J’en suis une. Pas de ma
faute, je suis tombée dedans quand j’étais petite !
Fortiche en dictée à
l‘école. Puis essayant de faire celle de Bernard Pivot, à la TV, malgré les
ricanements de mes enfants. Déjouer ses pièges était un régal, à la
fois résolution d’énigme, friandise ludique et arrière goût de nostalgie.
L’année dernière, quand j’ai
repéré le test de sélection des Timbrés sur le journal, j’ai répondu illico. Sans
m’intéresser vraiment à la suite, c’était la première édition d’un nouveau
concours d’orthographe, ça me suffisait. Sur 20 000 réponses, 10 000 candidats
ont été retenus pour participer aux finales régionales, dans une vingtaine de villes de France. J’étais convoquée à
Colmar. Les 500 finalistes nationaux se sont retrouvés à Paris le 18 juin 2011, j’y étais.
Philippe Delerm, parrain de la première édition, et
Frédérick Gersal avaient concocté dictées et questionnaires, multiplié les
pièges. A Paris, ils animaient la finale dans la superbe salle du Théâtre des
Variétés. C’était la grande fête de l’orthographe ! Les gagnants ont fait
moins de trois fautes, moi plus de vingt !
Cette année, j’ai recommencé le parcours. Rempli le premier
questionnaire en novembre. 25 000 réponses. Convoquée aux finales régionales à Colmar, le 24 mars. Heureusement, ce n’est pas trop loin, ni trop grand. Car le plus
dur pour moi, c’est de trouver les lieux, l’IUT en l’occurence, et une place
pour me garer.
Après, c’est la routine : la queue à la vérification d’identité,
l’entrée dans l’amphi, le discours de la Direction générale de la Poste, et le questionnaire de Frédérick Gestal, 10, 20 ou 30 points de grammaire
ou vocabulaire, suivant la catégorie, cadet, junior ou adulte. De plus en plus difficiles.
Enfin la
dictée. Eric-Emmanuel Schmitt, parrain du concours cette année, apparaît sur
l’écran géant, pour nous la présenter. Concentration.

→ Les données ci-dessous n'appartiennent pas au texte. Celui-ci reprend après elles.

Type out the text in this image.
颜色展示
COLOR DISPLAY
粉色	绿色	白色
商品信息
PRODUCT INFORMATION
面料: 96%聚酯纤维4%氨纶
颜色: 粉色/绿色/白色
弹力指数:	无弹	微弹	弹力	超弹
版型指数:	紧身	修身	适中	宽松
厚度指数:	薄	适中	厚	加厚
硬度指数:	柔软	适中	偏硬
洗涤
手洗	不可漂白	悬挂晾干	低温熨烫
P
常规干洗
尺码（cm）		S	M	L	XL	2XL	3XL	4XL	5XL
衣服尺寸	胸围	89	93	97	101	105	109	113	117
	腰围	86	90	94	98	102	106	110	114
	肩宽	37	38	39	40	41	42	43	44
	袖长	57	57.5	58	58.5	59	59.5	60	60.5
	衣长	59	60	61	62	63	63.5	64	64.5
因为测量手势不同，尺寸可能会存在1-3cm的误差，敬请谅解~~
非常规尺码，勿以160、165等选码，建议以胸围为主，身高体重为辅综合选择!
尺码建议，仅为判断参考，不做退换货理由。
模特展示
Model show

Une dictée, il ne faut pas la lire, il faut la faire, sinon
on ne se rend pas compte des difficultés. Féminin ou masculin ? Singulier
ou pluriel ? Un h ou deux l ? Un accent ou pas? Les pièges sont pervers, les faux amis
nombreux.
Voici le texte, essayez !
Les anges de Rio
Alors que chaque jour Rio développait davantage ses
tentacules constitués de maisons marron, de toitures rouges, de volets
turquoise, les enfants du bidonville avaient aménagé une scène de théâtre à
ciel ouvert. Là, ils donnaient libre cours à leur imagination : ils jouaient des
saynètes, chantaient à tue-tête, s’exerçaient à la danse. Tous les
dimanches à seize heures pile, ces artistes en herbe offraient une
représentation qu’ils avaient rodée pendant la semaine. (fin dictée cadets)
Sur ce sol où chèvres et moutons s’étaient succédé, l’art
avait désormais pris ses quartiers. Certes, ce n’était pas un repaire de
talents. Quand Pablo se risquait à interpréter une chanson en américain –
langue dont il n’avait nul rudiment –, on n’entendait qu’un galimatias confus,
un charabia absurde où surnageaient, distincts, çà et là, les mots qu’il
prenait pour du brésilien. Si Jairo fredonnait, on souffrait aussi le martyre
tant il produisait de sons faux : quoique la ligne mélodique s’avérât juste,
chacune des notes qu’il émettait sonnait un ou deux commas plus bas que celle
de ses camarades, ce qui donnait l’impression d’un bourdon au sein du choeur.
(fin dictée juniors)
Quoi qu’il en soit, leur chef, Pamela, quinze ans, avait
su tirer parti de tous ces défauts et transformait les prestations ratées en
numéros burlesques. – Je veux bien qu’on rie, mais pas de vous, réitérait-elle
à loisir, dressée debout sur l’estrade en ruine. Au fil des triomphes, tout le
monde voulait faire partie de cette troupe hors pair. Certes, Pamela incorpora
le plus de candidats possible. Mais arrivée à quatre-vingts garçons et
quatre-vingt-dix filles qu’elle avait accepté d’accueillir, elle avoua ne
pouvoir prendre la population tout entière. Géhenne devenue paradis, la favela
exultait quelle que fût la production dominicale. Ces jeunes thaumaturges
régalaient de leurs chants montant vers le ciel le public carioca qui, ne fût-ce
que le temps de la représentation, faisait fi des décombres dispersés, du chaos
des ordures et des immondices pourries. Répétant pour eux et pour l’azur, les
enfants se baptisèrent « La compagnie verticale ».